Dudley and his colleagues looked at 155 hospitals that took part in the 2006 survey and found little difference among those in the highest and lowest quartiles. The in-hospital death rate from lowest to highest quartile was: 1.97 percent, 2.04 percent, 1.96 percent and 2 percent.
Last year, the survey was reduced to questions about 13 practices. The streamlined survey also did not correlate to patient death rates.
Hospital administrators have complained that the Safe Practices Survey is too cumbersome and the questions too vague to assess safety.
"We strongly believe some of the Leapfrog issues don't correlate to patient outcome," said Debby Rogers, vice president for quality and emergency services at the California Hospital Association, which represents 400 hospitals in the state.

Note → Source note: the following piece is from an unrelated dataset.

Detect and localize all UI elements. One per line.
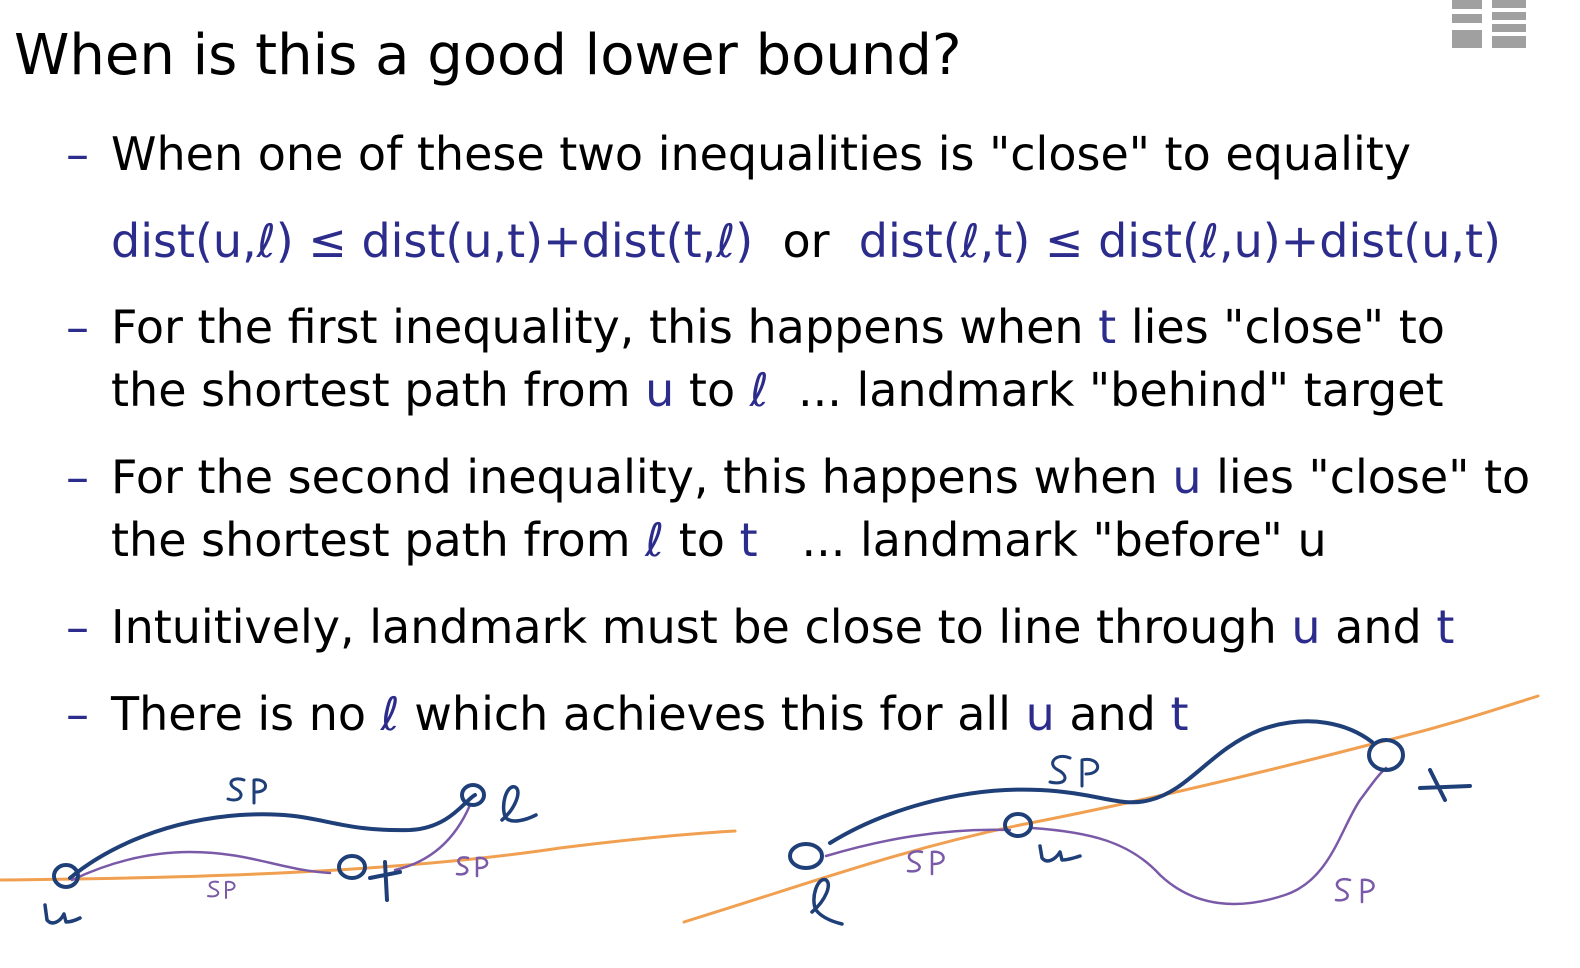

Nancy Foster, vice president for quality and patient safety policy for the American Hospital Association, which has 5,000 member hospitals, said several survey questions, such as whether a hospital has an informed consent procedure, would have limited impact on death rates.
"Most of these safe practices are the right thing to do. They could avert an error, but they are unlikely to have led to the prevention of death," Foster said.
HealthDay was unable to reach Leapfrog for comment.
Previous research has shown it's not easy for patients to find solid information about hospitals or individual physicians. Last year, a study in the Archives of Surgery that looked at six hospital-comparison Web sites found there were inconsistent results, and the sites used inappropriate or incomplete standards to measure a center's quality.
The sites included the U.S. government's "Hospital Compare," "Quality Check" from the Joint Commission on Accreditation of Healthcare Organizations and Leapfrog's survey.